Finding a conditional probability from joint p.d.f

[Hamiltonian]

Homework Statement

If the following joint p.d.f. can be considered for the random variables X, Y, and Z:
$$f(x,y,z) = \begin{cases} 2 & for & 0<x<y<1\ \&\ 0<z<1 \\ 0 & otherwise\end{cases}$$

Evaluate $\mathbb{P}(2X > Y |1 < 4Z < 3).$

Relevant Equations

$$f_{X|Y}(x|y) = \frac{f_{X,Y}(x,y)} {f_{Y}(y)}$$

using the equation mentioned under Relevant Equations I can get, $$\mathbb{P}(2X > Y |1 < 4Z < 3) = \frac{\mathbb{P}(2X>Y, 1<4z<3)}{\mathbb{P}(1<4z<3)}$$ I can find the denominator by finding the marginal probability distribution, $f_{Z}(z)$ and then integrating that with bounds 0 to 1. But I am a little confused as to the limits of integration I need to use to find $f_{Z}(z)$ and then there's still the question of what I need to do to find the numerator.
$$f_{Z}(z) = \int_{?}^{?}\int_{?}^{?} f(x,y,z) dx dy$$

Additionally, I wonder if this approach is completely flawed and whether there is a better way to approach this problem.

 

[andrewkirk]

The approach is not flawed, but there is an easier way.
Are X and Y independent of Z?
If so how can we simplify the target expression $\mathbb{P}(2X > Y |1 < 4Z < 3)$?

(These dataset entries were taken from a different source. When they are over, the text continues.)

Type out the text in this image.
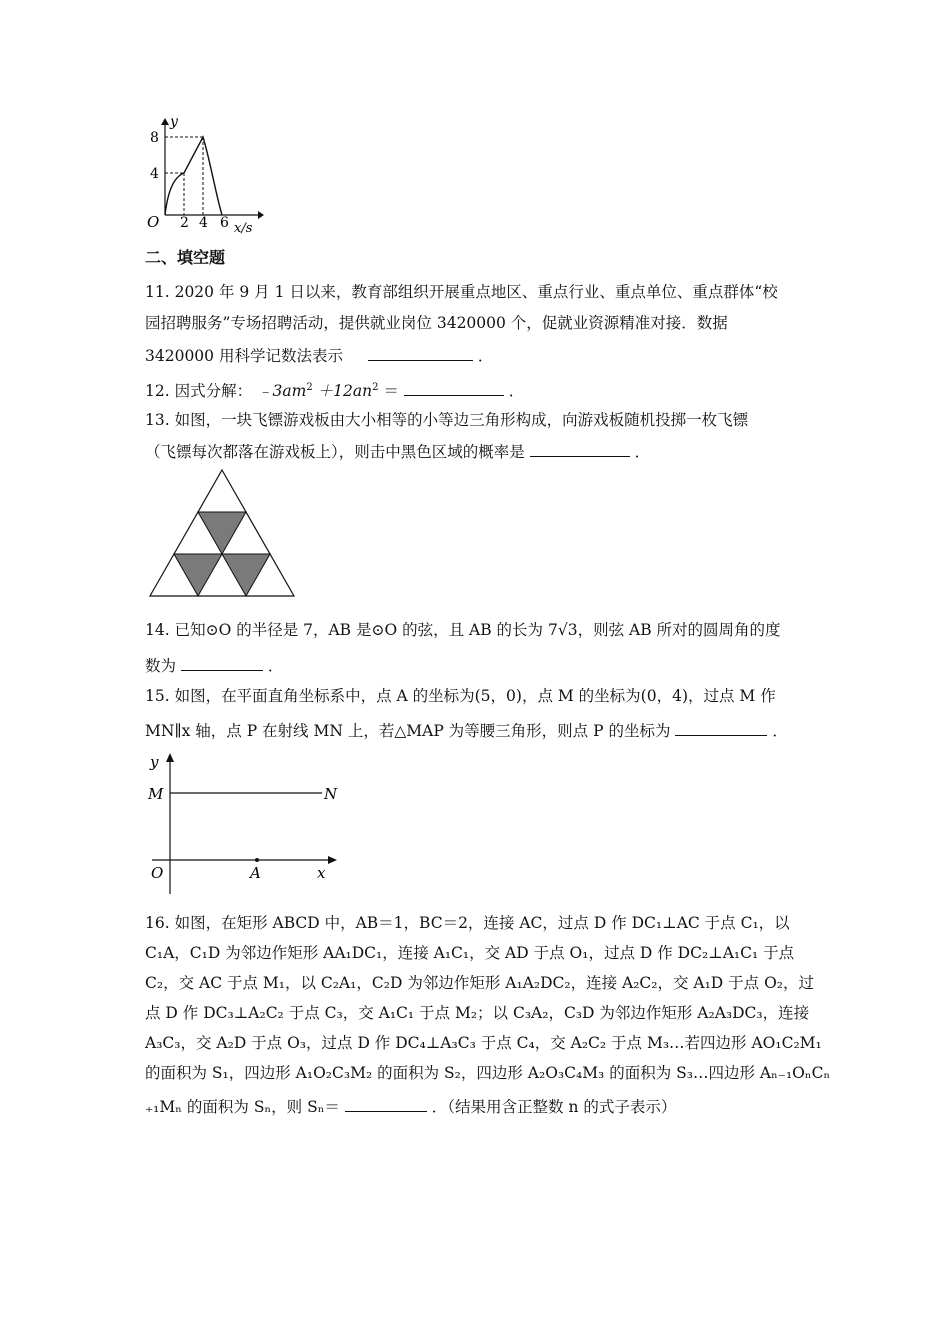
y
8
4
O 2 4 6 x/s
二、填空题
11. 2020 年 9 月 1 日以来，教育部组织开展重点地区、重点行业、重点单位、重点群体“校
园招聘服务”专场招聘活动，提供就业岗位 3420000 个，促就业资源精准对接．数据
3420000 用科学记数法表示	．
12. 因式分解： $﹣3am^2 +12an^2$ ＝	．
13. 如图，一块飞镖游戏板由大小相等的小等边三角形构成，向游戏板随机投掷一枚飞镖
（飞镖每次都落在游戏板上），则击中黑色区域的概率是	．
14. 已知⊙O 的半径是 7，AB 是⊙O 的弦，且 AB 的长为 7√3，则弦 AB 所对的圆周角的度
数为	．
15. 如图，在平面直角坐标系中，点 A 的坐标为(5，0)，点 M 的坐标为(0，4)，过点 M 作
MN∥x 轴，点 P 在射线 MN 上，若△MAP 为等腰三角形，则点 P 的坐标为	．
y
M	N
O	A	x
16. 如图，在矩形 ABCD 中，AB＝1，BC＝2，连接 AC，过点 D 作 DC₁⊥AC 于点 C₁，以
C₁A，C₁D 为邻边作矩形 AA₁DC₁，连接 A₁C₁，交 AD 于点 O₁，过点 D 作 DC₂⊥A₁C₁ 于点
C₂，交 AC 于点 M₁，以 C₂A₁，C₂D 为邻边作矩形 A₁A₂DC₂，连接 A₂C₂，交 A₁D 于点 O₂，过
点 D 作 DC₃⊥A₂C₂ 于点 C₃，交 A₁C₁ 于点 M₂；以 C₃A₂，C₃D 为邻边作矩形 A₂A₃DC₃，连接
A₃C₃，交 A₂D 于点 O₃，过点 D 作 DC₄⊥A₃C₃ 于点 C₄，交 A₂C₂ 于点 M₃…若四边形 AO₁C₂M₁
的面积为 S₁，四边形 A₁O₂C₃M₂ 的面积为 S₂，四边形 A₂O₃C₄M₃ 的面积为 S₃…四边形 Aₙ₋₁OₙCₙ
₊₁Mₙ 的面积为 Sₙ，则 Sₙ＝	．（结果用含正整数 n 的式子表示）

Regarding limits for integration, the starting point is $-\infty$ to $+\infty$. But usually you can narrow that down by identifying the region over which the integrand is nonzero. If the region is rectangular, with sides aligned with coordinate axes, your limits will be simple constants. Otherwise your limits for the inner integral will depend on the values of the integration variable of the outer integral

 

[Hamiltonian]

The approach is not flawed, but there is an easier way.
Are X and Y independent of Z?
If so how can we simplify the target expression $\mathbb{P}(2X > Y |1 < 4Z < 3)$?

X and Y are independent of Z but are dependent on each other. So is $\mathbb{P}(2X > Y |1 < 4Z < 3) = \mathbb{P}(2X>Y)$

 

[andrewkirk]

Correct

 

[nuuskur]

Verify the equality $f_{X,Y}(x,y)f_Z(z) = f(x,y,z)$ to determine independence of $(X,Y)$ and $Z$ if necessary.